October 27, 2005
Looking for a Shining Star
As every political and charitable organization knows, there is nothing like access to Hollywood stars and influential players to collect crowds and hefty donations.
So when American Israel Public Affairs Committee (AIPAC) supporters arrive in Los Angeles Sunday for a national meeting to listen to policymakers and pundits, their agenda also includes a visit to the Warner Bros. Studios and a chat with television producers and writers.
But AIPAC officials want more than a good time out of Hollywood. They want broader support, lots of money, and, if needed on occasion, celebrity cachet.
In other words, AIPAC is like every other Jewish organization worth its man of the year plaque. The strange thing is that AIPAC has to work so hard to make Hollywood inroads, given that AIPAC's clout in official Washington is legendary.

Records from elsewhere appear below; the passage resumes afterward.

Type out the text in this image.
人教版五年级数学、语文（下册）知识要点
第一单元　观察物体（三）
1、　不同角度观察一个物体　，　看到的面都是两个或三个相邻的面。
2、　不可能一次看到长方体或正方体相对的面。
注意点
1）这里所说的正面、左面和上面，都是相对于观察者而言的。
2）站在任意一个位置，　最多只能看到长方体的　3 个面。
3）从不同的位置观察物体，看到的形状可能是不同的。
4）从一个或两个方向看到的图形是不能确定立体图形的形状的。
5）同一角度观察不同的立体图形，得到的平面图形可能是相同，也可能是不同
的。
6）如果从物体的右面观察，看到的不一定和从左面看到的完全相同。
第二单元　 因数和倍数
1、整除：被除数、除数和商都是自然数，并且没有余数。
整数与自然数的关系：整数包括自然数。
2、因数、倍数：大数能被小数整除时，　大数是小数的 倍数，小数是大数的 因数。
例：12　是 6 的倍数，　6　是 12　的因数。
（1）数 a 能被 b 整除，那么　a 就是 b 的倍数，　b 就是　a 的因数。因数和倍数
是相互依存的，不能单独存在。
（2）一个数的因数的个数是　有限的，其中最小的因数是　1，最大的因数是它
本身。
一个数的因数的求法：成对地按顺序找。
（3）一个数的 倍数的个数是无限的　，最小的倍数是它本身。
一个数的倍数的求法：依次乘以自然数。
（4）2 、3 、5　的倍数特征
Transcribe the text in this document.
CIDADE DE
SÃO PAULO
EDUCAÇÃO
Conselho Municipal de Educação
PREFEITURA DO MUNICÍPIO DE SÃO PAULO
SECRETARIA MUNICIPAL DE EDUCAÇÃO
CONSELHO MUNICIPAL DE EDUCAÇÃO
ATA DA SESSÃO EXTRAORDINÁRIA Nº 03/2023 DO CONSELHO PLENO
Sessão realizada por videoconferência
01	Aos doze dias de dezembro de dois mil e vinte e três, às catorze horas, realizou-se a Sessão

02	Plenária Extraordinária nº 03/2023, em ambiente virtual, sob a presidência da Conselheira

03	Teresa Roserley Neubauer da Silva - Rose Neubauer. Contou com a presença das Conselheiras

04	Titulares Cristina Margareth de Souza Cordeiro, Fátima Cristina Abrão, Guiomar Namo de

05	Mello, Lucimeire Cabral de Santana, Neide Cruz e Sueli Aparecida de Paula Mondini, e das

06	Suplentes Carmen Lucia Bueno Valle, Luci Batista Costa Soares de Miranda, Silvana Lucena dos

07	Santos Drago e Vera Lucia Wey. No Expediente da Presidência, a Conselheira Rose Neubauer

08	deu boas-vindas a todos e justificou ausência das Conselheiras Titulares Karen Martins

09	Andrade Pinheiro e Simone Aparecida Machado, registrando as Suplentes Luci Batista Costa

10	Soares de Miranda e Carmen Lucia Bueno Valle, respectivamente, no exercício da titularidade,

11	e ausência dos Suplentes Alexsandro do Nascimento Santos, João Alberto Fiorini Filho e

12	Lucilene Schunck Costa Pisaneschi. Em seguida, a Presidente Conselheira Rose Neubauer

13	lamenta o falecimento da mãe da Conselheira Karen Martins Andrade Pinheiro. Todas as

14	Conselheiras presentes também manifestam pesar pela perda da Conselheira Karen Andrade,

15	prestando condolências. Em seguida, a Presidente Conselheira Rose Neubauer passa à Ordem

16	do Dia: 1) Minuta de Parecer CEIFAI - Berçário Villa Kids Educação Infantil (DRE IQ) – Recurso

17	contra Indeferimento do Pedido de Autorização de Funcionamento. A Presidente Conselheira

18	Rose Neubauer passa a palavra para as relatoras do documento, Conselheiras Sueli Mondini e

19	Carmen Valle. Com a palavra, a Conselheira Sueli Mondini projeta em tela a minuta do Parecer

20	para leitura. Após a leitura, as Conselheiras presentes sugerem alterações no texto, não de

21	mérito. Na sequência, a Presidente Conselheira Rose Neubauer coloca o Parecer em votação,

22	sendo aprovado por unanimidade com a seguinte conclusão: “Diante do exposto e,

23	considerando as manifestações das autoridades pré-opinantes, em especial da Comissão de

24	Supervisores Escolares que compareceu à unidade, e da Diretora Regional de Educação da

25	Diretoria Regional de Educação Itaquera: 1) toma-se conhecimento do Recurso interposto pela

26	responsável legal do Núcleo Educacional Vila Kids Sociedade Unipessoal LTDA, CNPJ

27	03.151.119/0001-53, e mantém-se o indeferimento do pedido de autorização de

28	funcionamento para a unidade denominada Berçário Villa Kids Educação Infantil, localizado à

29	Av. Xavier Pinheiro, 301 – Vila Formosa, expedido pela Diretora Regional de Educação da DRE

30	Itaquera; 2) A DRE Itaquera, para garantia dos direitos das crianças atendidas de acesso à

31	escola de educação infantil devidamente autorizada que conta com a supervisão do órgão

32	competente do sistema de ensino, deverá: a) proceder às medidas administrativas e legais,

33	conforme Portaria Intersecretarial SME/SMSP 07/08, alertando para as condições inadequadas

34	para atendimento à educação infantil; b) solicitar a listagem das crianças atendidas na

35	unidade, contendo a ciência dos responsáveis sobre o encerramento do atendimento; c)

AIPAC officials insist they are making progress.
"We are seeing significant number of people in the Hollywood community involved in AIPAC," said its national spokesman Josh Block. As evidence, he cites increasing attendance by entertainment industry people at Los Angeles and national AIPAC events.
Block's appraisal was endorsed by some enthusiastic AIPAC members in Hollywood, but the organization doesn't provide membership lists or totals so the anecdotes cannot be verified.
The most optimistic estimate put Hollywood membership in "the hundreds," but even that figure was questioned by some outside observers.
One of the best-connected political analysts of Jewish Hollywood, who, like most respondents, did not wish to be identified by name, pointed to a basic problem.
"It is always a real challenge getting Hollywood people involved in organized Jewish life or Israeli causes, except through synagogue membership," the observer said. This fact-of-L.A.-life applies to AIPAC as well as to other Jewish groups.
One difficulty is the "idiosyncratic" nature of the entertainment industry, which is not easily understood or penetrated by outsiders seeking the help of show-business Jews, the observer said. This analyst added that many creative people come to Hollywood to get away from the "stale traditions" of New York and other East Coast cities.
As a final point, the observer noted, Hollywood Jews tend to fall on the liberal side. Thus, the few who are Jewishly involved are more likely to support Americans for Peace Now, the Israel Policy Forum or American Jewish Committee, while AIPAC is perceived as "conservative."
The latter perception is strenuously contested by AIPAC officials and supporters.
"We cut across all lines and partisanships in terms of U.S. politics. That's why we are successful," said Joel Mandel, a Hollywood business manager and AIPAC member.
Practically speaking, AIPAC traditionally either supports the current Israeli government or sits on the sidelines steadfastly supporting Israel even as that nation's factions battle over control, policies and ideas.
Mandel acknowledged that AIPAC could do a better job at communicating with the entertainment industry, but also cited recent improvements.
"We are talking to politically sophisticated people," he said. "If we provide with them facts, they'll get it."
A similar positive assessment was given by Joan Hyler, former senior vice president at the William Morris Agency and enthusiastic AIPAC advocate.
"We're small, but we're growing," she said, "and the field is wide open."
What AIPAC lacks in Hollywood is a high-profile celebrity to draw attention and colleagues with open wallets. In the past, Peace Now has benefited from the active presence of actor Richard Dreyfuss, while the Anti-Defamation League and American Jewish Committee are generally able to "honor" some bright star at their annual events.
However, AIPAC can now point to influential multimedia mogul Haim Saban, who is backing the organization's Saban National Political Leadership Training Seminar. The semiannual seminars in Washington each draw some 300 college student activists for three days of intensive pro-Israel advocacy training. Saban is no Streisand, nor even Madonna, but he's got the resources to back up his politics.
As for the future, a Hollywood executive who requested anonymity, sounded a hopeful note.
"I think AIPAC is making progress, especially among the younger people in the industry," he said. "We'll see a lot of growth over the next couple of generations."